Valuing Observation over Reaction
In the gist of yogic philosophy, all human misery is concluded to be rooted in craving and aversion. Be it money, love, or health that we crave, when it is not achieved we are left miserable. And what increases our existential misery are things that induce aversion but we can’t get away from, like-- pain, situations unfavorable to our interests, or bad behavior. Also, the satisfaction of fulfilling a craving or getting away from something aversive is always temporary. As an end to misery, yogic thought proposes complete acceptance and objective observation instead of knee-jerk reactions that makes the mind either crave or avert. “There is no such thing as an itch you can permanently scratch”.

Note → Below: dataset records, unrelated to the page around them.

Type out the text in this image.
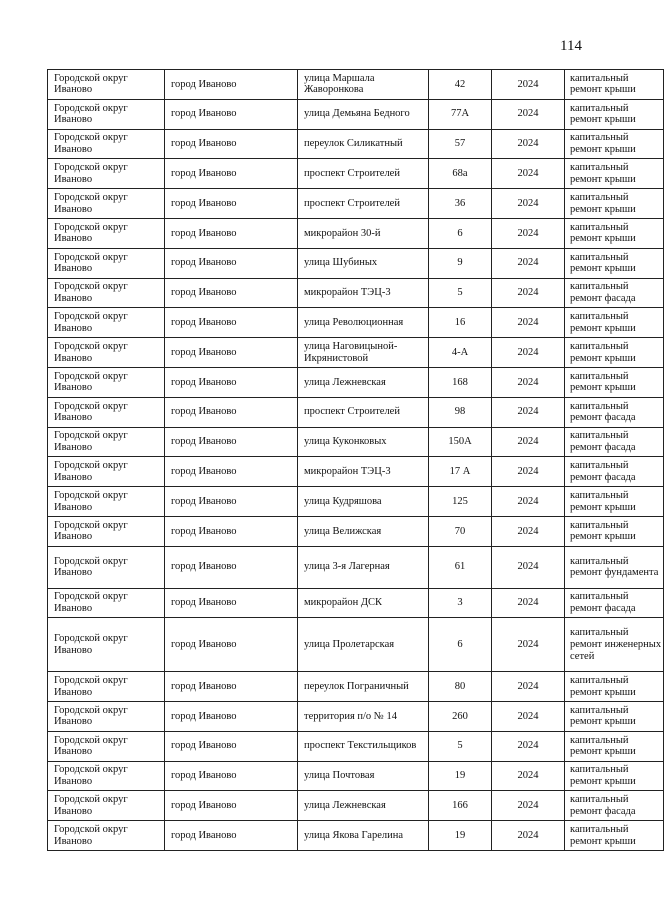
114
Городской округ Иваново	город Иваново	улица Маршала Жаворонкова	42	2024	капитальный ремонт крыши
Городской округ Иваново	город Иваново	улица Демьяна Бедного	77А	2024	капитальный ремонт крыши
Городской округ Иваново	город Иваново	переулок Силикатный	57	2024	капитальный ремонт крыши
Городской округ Иваново	город Иваново	проспект Строителей	68а	2024	капитальный ремонт крыши
Городской округ Иваново	город Иваново	проспект Строителей	36	2024	капитальный ремонт крыши
Городской округ Иваново	город Иваново	микрорайон 30-й	6	2024	капитальный ремонт крыши
Городской округ Иваново	город Иваново	улица Шубиных	9	2024	капитальный ремонт крыши
Городской округ Иваново	город Иваново	микрорайон ТЭЦ-3	5	2024	капитальный ремонт фасада
Городской округ Иваново	город Иваново	улица Революционная	16	2024	капитальный ремонт крыши
Городской округ Иваново	город Иваново	улица Наговицыной-Икрянистовой	4-А	2024	капитальный ремонт крыши
Городской округ Иваново	город Иваново	улица Лежневская	168	2024	капитальный ремонт крыши
Городской округ Иваново	город Иваново	проспект Строителей	98	2024	капитальный ремонт фасада
Городской округ Иваново	город Иваново	улица Куконковых	150А	2024	капитальный ремонт фасада
Городской округ Иваново	город Иваново	микрорайон ТЭЦ-3	17 А	2024	капитальный ремонт фасада
Городской округ Иваново	город Иваново	улица Кудряшова	125	2024	капитальный ремонт крыши
Городской округ Иваново	город Иваново	улица Велижская	70	2024	капитальный ремонт крыши
Городской округ Иваново	город Иваново	улица 3-я Лагерная	61	2024	капитальный ремонт фундамента
Городской округ Иваново	город Иваново	микрорайон ДСК	3	2024	капитальный ремонт фасада
Городской округ Иваново	город Иваново	улица Пролетарская	6	2024	капитальный ремонт инженерных сетей
Городской округ Иваново	город Иваново	переулок Пограничный	80	2024	капитальный ремонт крыши
Городской округ Иваново	город Иваново	территория п/о № 14	260	2024	капитальный ремонт крыши
Городской округ Иваново	город Иваново	проспект Текстильщиков	5	2024	капитальный ремонт крыши
Городской округ Иваново	город Иваново	улица Почтовая	19	2024	капитальный ремонт крыши
Городской округ Иваново	город Иваново	улица Лежневская	166	2024	капитальный ремонт фасада
Городской округ Иваново	город Иваново	улица Якова Гарелина	19	2024	капитальный ремонт крыши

Journaling to Arrange Mixed Thoughts
The subconscious mind is constantly responding to subtle but non-conscious sensations, and thus generating continuous threads of thoughts, even when we are sleeping! As a conscious human being, you must take active control of this passage of emotions, intellectualization, and auto-pilot reactions. Times alone at yoga retreats in Nepal are for keeping a journal of these thoughts. Later, you can introspect using this narrative or ask your motivational coach at the retreat direct questions regarding your crises.
‘Shraddha’ or Respectful Conviction in the Guru-Learner Relationship
Lastly, do not go in the retreat with skepticism. The guru-learner relationship in the yogic tradition is based upon respect or shraddha, and to a certain degree, the conviction that your spiritual guide is capable of showing your ordained path. Skepticism will be subversive to your leaning.